Leave me out of the game – that’s Meloni’s ploy in other scandals in the government team. Especially when it comes to the relationship to fascism, she is remarkably taciturn. Again and again it is noticeable that she condemns events on commemoration days, but without naming the fascist or neo-fascist authors. With regard to the Bologna bomb, for example, she only spoke of an “act of terrorism”. The regional president of Emilia-Romagna, Stefano Bonaccini, a social democrat, criticized with biting irony in Bologna that they forgot to mention that the assassins were neo-fascists. One can only hope that this will not happen to her again next time. But it’s obvious that Meloni has a method behind it.

Of course, Meloni’s opponents are now reminding them that their Fratelli d’Italia party stands in a tradition of the fascist dictator Benito Mussolini. Numerous leading personalities (mostly men) show their sympathy for Adolf Hitler’s closest ally, sometimes more or less openly.
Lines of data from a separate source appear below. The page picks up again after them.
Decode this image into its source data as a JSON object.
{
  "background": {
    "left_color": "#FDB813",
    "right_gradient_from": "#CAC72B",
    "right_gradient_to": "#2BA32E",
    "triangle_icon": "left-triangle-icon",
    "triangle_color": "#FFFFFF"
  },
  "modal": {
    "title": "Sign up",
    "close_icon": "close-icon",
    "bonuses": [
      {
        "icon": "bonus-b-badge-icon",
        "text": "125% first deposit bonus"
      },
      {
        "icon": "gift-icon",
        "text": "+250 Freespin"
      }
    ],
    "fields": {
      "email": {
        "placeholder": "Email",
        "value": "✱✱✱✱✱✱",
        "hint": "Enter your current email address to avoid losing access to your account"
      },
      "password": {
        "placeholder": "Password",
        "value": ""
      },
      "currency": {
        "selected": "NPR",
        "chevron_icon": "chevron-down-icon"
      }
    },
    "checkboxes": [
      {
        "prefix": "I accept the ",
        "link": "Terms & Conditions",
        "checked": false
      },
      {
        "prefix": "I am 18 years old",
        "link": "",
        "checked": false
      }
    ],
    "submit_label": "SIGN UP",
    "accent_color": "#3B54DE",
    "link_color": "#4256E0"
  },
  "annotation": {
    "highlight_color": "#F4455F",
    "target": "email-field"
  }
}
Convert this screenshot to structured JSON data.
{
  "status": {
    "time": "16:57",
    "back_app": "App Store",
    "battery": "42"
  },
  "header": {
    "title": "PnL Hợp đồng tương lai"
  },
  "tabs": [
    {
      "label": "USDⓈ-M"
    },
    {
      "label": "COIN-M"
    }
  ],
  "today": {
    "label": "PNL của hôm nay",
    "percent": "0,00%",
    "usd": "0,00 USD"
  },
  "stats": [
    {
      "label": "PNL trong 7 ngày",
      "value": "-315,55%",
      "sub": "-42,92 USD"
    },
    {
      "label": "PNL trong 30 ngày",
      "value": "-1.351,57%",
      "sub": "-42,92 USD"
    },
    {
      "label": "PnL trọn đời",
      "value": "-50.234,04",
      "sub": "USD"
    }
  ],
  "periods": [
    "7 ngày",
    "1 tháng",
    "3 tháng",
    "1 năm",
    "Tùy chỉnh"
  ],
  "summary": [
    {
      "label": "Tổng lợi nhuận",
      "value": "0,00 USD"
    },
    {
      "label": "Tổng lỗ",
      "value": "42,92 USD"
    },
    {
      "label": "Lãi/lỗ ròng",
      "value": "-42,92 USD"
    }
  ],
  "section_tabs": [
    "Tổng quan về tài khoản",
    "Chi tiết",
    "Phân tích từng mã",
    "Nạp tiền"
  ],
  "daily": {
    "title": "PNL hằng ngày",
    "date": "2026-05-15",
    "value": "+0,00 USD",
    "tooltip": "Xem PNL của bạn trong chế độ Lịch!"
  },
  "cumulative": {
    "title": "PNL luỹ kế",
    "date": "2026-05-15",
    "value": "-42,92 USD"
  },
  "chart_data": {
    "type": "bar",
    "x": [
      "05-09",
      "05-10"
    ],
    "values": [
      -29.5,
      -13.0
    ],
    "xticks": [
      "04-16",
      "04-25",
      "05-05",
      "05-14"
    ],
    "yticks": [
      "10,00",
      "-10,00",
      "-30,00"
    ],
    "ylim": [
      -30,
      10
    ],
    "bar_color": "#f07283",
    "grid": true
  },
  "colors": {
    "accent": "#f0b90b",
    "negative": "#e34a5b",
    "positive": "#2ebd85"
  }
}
Relevant quotes from Meloni’s political beginnings are also known. She later resorted to the formal argument: “I’m not a fascist. I was born 30 years later.” Since she became the first woman and one of the youngest heads of government in Italy on October 22, 2022, she has not commented on this topic at all – or rather: by omission.

But now the pressure is increasing and the question is whether the topic will be forgotten over the summer. Less than a year after taking office, the capital newspaper commented on Monday on behalf of many non-right-wing media La RepublicaMeloni is at a crossroads: She is being “pulled into a dangerous whirlpool by a gloomy swamp with a black background (…) As if all the hypocritical distinctions, the hair-splitting, were about to crumble.”